Essential Logic soon signed to Rough Trade, the locus of the teeming post-punk scene. Head honcho Geoff Travis urged Logic to assemble a group; among her hirings was a second saxophonist, Dave Flash. “Dave was 17, only slightly older than me. But I thought, How wonderful – two saxophones!” Logic relocated to a squat in Stoke Newington. “There was no kitchen, no bathroom,” she says, laughing. “We’d bathe at the Victorian bathhouse in Ladbroke Grove. There wasn’t much electricity. We’d build fires to keep warm, live off bread and cheese. And there was a DJ on the floor below who played loud funk and reggae all hours. I loved it.”
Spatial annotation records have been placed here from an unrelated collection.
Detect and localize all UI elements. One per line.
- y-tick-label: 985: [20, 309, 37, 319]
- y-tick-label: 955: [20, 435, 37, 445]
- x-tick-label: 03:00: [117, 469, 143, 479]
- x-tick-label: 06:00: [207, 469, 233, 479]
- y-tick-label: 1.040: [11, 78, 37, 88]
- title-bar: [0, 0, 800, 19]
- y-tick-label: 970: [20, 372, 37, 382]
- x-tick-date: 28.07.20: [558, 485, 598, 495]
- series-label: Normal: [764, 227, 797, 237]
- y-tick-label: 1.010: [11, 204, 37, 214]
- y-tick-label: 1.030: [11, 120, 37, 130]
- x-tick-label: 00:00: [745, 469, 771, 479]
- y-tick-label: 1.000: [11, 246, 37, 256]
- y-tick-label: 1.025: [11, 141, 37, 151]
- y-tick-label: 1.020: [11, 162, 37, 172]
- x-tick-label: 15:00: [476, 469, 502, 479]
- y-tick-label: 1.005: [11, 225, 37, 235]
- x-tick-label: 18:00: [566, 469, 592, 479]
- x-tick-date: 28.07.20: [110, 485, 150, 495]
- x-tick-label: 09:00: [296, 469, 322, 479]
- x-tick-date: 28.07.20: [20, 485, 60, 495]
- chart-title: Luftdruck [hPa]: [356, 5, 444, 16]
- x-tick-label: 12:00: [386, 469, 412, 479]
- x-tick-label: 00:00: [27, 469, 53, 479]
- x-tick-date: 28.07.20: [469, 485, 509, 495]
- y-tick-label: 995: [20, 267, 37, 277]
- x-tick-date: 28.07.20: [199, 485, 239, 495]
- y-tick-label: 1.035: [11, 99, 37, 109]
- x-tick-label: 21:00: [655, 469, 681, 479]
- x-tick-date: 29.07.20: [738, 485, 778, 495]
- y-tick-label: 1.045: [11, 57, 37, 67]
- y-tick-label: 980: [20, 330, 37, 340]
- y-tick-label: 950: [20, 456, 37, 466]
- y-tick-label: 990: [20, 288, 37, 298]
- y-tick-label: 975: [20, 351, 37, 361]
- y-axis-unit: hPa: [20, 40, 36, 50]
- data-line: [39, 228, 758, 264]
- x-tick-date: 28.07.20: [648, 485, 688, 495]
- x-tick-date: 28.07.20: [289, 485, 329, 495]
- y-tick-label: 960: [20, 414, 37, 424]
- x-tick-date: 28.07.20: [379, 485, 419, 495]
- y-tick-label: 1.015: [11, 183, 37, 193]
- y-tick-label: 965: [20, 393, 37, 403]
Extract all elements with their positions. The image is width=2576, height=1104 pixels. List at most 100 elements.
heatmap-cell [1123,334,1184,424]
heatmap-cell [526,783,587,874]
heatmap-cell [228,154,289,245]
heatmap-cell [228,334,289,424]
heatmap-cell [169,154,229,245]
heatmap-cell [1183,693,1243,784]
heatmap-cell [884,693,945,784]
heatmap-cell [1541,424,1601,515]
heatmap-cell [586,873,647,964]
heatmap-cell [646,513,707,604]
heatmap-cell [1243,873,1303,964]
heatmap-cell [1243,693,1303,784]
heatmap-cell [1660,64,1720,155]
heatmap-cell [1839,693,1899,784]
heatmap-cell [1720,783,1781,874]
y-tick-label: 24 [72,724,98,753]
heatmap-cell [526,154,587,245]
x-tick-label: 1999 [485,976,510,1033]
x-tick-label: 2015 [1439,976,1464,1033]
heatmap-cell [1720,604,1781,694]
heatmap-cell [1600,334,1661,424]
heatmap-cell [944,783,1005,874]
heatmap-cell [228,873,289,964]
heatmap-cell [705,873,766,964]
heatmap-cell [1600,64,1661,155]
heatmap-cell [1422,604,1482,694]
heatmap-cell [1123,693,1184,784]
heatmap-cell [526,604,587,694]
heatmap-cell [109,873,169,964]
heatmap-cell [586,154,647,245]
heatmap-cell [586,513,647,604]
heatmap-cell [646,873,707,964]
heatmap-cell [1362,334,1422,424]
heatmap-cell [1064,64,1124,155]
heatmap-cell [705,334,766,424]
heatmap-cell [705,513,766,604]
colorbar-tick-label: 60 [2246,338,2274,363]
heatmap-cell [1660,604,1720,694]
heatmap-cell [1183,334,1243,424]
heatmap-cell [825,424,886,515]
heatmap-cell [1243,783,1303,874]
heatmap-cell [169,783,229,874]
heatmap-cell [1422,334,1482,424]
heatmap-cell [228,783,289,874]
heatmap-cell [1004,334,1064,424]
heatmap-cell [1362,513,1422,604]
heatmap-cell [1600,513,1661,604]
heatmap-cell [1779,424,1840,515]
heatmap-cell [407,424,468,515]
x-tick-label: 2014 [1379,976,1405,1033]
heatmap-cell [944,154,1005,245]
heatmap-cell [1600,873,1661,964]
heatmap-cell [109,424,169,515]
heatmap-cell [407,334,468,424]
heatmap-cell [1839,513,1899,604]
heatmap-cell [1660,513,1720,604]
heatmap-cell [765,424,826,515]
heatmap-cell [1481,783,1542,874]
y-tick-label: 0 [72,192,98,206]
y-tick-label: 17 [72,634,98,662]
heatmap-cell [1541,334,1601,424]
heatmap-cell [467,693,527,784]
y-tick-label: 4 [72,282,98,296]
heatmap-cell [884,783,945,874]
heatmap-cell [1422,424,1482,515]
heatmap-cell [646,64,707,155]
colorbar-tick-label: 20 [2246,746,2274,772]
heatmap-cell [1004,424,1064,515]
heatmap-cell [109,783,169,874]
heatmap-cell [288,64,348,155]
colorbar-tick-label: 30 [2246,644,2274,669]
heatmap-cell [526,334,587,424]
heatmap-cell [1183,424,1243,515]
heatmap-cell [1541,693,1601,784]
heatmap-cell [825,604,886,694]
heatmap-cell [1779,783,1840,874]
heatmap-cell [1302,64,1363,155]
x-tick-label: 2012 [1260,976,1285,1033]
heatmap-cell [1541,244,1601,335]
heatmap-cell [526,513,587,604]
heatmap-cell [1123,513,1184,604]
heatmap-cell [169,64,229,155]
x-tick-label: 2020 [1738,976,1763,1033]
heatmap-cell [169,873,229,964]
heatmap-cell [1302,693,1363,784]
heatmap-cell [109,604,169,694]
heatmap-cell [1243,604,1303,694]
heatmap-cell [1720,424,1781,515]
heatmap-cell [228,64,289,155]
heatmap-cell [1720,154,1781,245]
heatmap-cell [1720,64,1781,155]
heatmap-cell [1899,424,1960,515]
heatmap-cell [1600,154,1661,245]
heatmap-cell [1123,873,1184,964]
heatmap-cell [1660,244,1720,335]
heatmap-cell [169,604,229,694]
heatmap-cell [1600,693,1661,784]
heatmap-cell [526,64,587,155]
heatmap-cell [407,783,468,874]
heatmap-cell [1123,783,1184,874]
The soundtrack at the squat would prove a key influence on Essential Logic, whose dadaist collision of punk, jazz, reggae and funk delivered some of the most electrifying music of post-punk: their 1980 single Music Is a Better Noise marked the scene’s peak. Meanwhile, Logic moonlighted as saxophonist-for-hire with the Stranglers, the Raincoats, Swell Maps and the Red Crayola as Travis connected her with more collaborators. “My life revolved around Rough Trade and squat-land,” she says.

But by the time Logic recorded the 1982 solo album Pedigree Charm, she had grown disillusioned with the squat scene. “I’d always been a ‘seeker’, asking questions, but I wasn’t finding answers,” she says. “The people at the squat parties were false and artificial.” She had recently crossed paths with an old schoolfriend who’d joined the Hare Krishna. “I thought that she’d been taken by a cult, that I’d have to go rescue her,” Logic laughs. “But I visited her at the Soho Street temple and was overwhelmed by the people and their zest for life.” An out-of-body experience during an epileptic seizure after smoking “some really heavy stuff” confirmed for Logic the need for change. “I made a pact with Krishna: ‘Put me back in my body, let me finish my album, and I’ll clean up my act.’”

‘She’d found peace, finally’ … (L-R) Poly Styrene and Lora Logic.
‘She’d found peace, finally’ … (L-R) Poly Styrene and Lora Logic. Photograph: PR

She moved into Soho Street, later relocating to Bhaktivedanta Manor in Hertfordshire, donated to the movement by George Harrison. Here, she crossed paths with Poly Styrene again, who had also joined the movement. “She had a young child, and the community helped raise her. We formed a group, called Juggernaut, and played Glastonbury.” Their friendship would collapse and renew several times in the years that followed. “Sometimes she was friendly, sometimes I was the ‘black-magic witch’ again,” says Logic, who remains close with Poly’s daughter, Celeste Bell. “The last conversation we had, Poly had moved to Saint Leonards-on-Sea and she wanted us to open a tea shop together. It was a very Poly idea. She died shortly afterwards, but she’d found peace, finally.”

Logic, meanwhile, focused her energies on the Krishna community and mostly turned her back on music. There was one intriguing detour back into pop, however, early in 1991, when Boy George appeared at Bhaktivedanta Manor. “He’d been to India, and he’d read the Bhagavad Gita and he loved the Hare Krishna mantra,” Logic says. “Next thing I heard he was recording Bow Down Mister, his song about Krishna, and he wanted a group of us devotees to sing the mantra in the chorus. I didn’t sing on the recording, but I appeared with him on Top of the Pops, Michael Aspel and Michael Parkinson.”

That aside, Logic’s focus remained on her religious beliefs – she even sold her beloved saxophone to finance a trip to India – and raising her family. “For 25 years I was a mum, and I could not have dealt with having that creative channel switched on, because I would have been so frustrated with not being able do anything with those ideas,” she says.

But once her children were grown, her daughter urged her to reopen that channel. With the aid of keyboard-playing neighbour Haladhar, guitarist Jorge Morales and famed producer Youth, Logic recorded The Land of Kali. She wasn’t sure how she would release it. “And then everything seemed to appear at the right time.” Bell put Logic in touch with distribution company Cargo, who recommended she start her own label to release a boxset of the new album and Essential Logic back catalogue, along with her solo record Pedigree Charm and a handful of stray tracks and demos.

Next up is a tour for the new year. “I can’t even lift the tenor sax any more, so I’ve got myself an alto,” she admits. “It’s like a heavy necklace. But it’s all been an amazing, unexpected experience.”